NVIDIA / k8s-device-plugin

NVIDIA device plugin for Kubernetes
Apache License 2.0
2.72k stars 614 forks source link

cannot generate nvidia.com/gpu.xxx labels on node #733

Closed double12gzh closed 1 week ago

double12gzh commented 7 months ago

Description

with node-feature-discover, gpu-feature-discovery and nvidia-device-plugin deployed, it is expected that some labels, such as, nvidia.com/gpu.product, nvidia.com/gpu.replica and etc. But there are no such labels on node.

How to find the root cause

  1. exec into gpu-feature-discovery , found there is no content in /etc/kubernetes/node-feature-discovery/features.d/gfd.
  2. in gpu-feature-discovery, cannot find nvml lib and nvidia-smi comand image

Others

if I delete po gpu-feature-discovery and it is recreated, then labels will be correctly added on node.

elezar commented 7 months ago

@double12gzh how is k8s configured to make use of GPUs? If you're using containerd or cri-o, you will have to configure the NVIDIA Container Runtime for each of these. In addition -- if this is not the default runtime in either case, you will have to create a runtimeClass in k8s and deploy the device plugin and GFD using this runtime class.

if I delete po gpu-feature-discovery and it is recreated, then labels will be correctly added on node.

Do you mean that if GFD is restarted the labels are generated? Note that GFD should trigger a regeneration of lables after a certain amout of time. This should retrigger the NVML initialization, but if the driver was not available when the container was started the container would still not detect the devices.

double12gzh commented 7 months ago

Great thanks for you kind reply.

Yes, We are using containerd and configured "nvidia" as the default runtime.

image

Actually, I run command kubectl delete pod -n xxx gpu-feature-discovery and wait the pod is successfully created. Then I find that the NVML is initialized correctly and the labels are successfully labeled on node.

If I don't delete GFD pod, the NVML will be never be successfully initialized, though the detection is run periodly.

elezar commented 7 months ago

@double12gzh how is the driver installed on your system? Is it preinstalled and available at the point in time where the pods are started for the first time?
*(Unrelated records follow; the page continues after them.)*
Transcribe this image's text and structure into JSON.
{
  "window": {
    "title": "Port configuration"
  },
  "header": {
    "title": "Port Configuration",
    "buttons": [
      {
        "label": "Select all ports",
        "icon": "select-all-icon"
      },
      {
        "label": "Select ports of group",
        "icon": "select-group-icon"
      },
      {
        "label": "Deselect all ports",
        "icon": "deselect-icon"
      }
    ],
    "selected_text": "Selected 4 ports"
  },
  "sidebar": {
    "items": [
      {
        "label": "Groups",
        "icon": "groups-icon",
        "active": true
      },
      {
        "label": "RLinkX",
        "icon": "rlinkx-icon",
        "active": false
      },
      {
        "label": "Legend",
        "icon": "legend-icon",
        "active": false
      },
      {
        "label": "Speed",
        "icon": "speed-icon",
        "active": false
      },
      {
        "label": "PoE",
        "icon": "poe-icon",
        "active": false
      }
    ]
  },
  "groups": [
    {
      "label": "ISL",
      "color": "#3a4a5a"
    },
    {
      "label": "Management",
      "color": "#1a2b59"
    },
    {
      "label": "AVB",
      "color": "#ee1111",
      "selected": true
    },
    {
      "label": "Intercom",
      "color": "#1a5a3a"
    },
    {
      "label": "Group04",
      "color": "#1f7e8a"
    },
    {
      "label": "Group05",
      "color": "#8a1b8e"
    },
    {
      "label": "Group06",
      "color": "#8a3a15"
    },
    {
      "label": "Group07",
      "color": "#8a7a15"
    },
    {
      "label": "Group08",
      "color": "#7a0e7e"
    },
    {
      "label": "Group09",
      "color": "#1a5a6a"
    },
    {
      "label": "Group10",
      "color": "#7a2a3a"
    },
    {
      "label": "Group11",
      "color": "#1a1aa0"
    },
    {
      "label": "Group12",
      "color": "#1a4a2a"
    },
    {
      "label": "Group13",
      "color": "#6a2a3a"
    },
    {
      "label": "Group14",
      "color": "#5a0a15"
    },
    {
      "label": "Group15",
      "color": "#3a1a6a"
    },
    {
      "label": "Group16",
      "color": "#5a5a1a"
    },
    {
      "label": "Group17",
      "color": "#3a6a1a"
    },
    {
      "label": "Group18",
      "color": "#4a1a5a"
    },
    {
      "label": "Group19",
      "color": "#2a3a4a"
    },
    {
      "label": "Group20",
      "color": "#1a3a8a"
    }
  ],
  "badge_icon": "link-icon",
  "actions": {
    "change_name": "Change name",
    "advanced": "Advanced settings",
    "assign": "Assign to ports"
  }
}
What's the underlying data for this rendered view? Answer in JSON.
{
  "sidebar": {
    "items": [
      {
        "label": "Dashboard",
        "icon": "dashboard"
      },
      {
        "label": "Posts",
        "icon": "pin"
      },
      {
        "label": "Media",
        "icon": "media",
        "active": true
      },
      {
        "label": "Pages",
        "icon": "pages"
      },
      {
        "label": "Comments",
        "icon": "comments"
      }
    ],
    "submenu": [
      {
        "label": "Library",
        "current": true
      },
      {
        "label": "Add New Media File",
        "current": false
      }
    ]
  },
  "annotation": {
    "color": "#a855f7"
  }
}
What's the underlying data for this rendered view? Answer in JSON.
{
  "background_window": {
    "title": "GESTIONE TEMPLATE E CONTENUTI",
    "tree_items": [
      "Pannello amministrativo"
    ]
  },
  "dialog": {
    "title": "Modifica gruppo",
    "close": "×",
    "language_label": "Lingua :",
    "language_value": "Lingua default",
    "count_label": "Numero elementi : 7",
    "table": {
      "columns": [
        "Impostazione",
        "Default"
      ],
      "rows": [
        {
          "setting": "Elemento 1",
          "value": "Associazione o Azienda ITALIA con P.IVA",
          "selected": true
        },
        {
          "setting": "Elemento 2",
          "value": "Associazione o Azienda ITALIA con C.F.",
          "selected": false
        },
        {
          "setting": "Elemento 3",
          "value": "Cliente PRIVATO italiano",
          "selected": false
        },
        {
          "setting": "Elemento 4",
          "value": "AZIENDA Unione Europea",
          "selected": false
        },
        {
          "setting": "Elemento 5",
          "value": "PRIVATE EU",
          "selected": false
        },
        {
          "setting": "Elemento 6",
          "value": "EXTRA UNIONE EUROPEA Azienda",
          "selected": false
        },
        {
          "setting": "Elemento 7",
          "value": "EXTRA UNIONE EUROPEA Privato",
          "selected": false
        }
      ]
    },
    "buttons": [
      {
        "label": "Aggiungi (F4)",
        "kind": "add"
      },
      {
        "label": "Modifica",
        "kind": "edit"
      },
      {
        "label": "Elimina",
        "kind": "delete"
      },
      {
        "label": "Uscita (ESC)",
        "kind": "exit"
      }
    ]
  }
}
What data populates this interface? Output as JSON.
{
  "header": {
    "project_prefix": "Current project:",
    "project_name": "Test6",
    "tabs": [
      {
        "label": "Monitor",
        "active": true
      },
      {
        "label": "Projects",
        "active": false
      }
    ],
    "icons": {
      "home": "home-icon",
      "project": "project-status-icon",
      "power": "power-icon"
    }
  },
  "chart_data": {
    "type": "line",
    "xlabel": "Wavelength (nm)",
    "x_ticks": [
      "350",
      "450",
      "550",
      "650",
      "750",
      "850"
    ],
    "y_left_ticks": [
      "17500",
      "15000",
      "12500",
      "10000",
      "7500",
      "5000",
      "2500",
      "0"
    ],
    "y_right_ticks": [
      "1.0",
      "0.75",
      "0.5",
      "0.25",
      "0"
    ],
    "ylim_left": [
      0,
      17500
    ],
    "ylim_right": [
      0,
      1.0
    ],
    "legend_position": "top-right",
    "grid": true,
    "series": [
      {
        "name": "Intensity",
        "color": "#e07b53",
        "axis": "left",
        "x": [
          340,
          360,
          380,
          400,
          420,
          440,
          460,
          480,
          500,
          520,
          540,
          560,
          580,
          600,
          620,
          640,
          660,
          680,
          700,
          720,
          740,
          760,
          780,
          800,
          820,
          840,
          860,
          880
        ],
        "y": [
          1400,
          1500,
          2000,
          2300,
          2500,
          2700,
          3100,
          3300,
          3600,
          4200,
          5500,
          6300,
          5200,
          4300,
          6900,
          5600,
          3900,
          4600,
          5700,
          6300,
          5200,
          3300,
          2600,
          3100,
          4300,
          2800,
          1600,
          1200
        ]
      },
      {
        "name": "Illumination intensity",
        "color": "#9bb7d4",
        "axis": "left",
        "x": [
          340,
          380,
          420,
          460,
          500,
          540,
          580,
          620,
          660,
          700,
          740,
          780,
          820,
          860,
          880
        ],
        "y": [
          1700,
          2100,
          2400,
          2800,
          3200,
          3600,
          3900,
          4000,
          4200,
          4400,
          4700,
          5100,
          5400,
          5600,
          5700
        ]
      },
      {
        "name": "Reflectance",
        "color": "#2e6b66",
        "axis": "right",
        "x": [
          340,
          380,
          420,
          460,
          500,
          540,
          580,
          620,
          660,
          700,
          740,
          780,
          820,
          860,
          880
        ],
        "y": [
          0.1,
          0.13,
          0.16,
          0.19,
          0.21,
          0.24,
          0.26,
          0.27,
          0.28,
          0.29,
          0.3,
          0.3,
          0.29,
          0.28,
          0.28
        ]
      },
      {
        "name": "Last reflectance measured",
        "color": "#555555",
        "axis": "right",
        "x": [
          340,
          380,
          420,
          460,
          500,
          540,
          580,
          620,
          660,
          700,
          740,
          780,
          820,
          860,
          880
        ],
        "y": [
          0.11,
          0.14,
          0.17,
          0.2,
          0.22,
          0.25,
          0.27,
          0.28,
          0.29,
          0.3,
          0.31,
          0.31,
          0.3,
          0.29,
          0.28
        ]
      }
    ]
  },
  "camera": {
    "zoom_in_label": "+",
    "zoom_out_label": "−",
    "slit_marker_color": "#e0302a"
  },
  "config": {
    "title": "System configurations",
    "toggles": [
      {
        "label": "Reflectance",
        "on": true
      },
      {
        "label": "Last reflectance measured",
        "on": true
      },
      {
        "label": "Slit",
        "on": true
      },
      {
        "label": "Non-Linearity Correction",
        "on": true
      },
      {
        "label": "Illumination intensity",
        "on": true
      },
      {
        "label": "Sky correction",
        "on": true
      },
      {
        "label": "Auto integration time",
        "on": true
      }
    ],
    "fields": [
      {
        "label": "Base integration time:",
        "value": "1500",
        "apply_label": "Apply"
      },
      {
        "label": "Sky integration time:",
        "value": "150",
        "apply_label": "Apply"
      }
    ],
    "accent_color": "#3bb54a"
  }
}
double12gzh commented 7 months ago

yes, it is preinstalled and available before pods are started.

double12gzh commented 7 months ago

nvidia-smi command is workable on host, but it when pod was firstly create, nvidia-smi is not workable in pod. After I delete the GFD pod and wait it is created, tried to kubectl exec into pod and run nvidia-smi, it works well.

github-actions[bot] commented 1 month ago

This issue is stale because it has been open 90 days with no activity. This issue will be closed in 30 days unless new comments are made or the stale label is removed.

github-actions[bot] commented 1 week ago

This issue was automatically closed due to inactivity.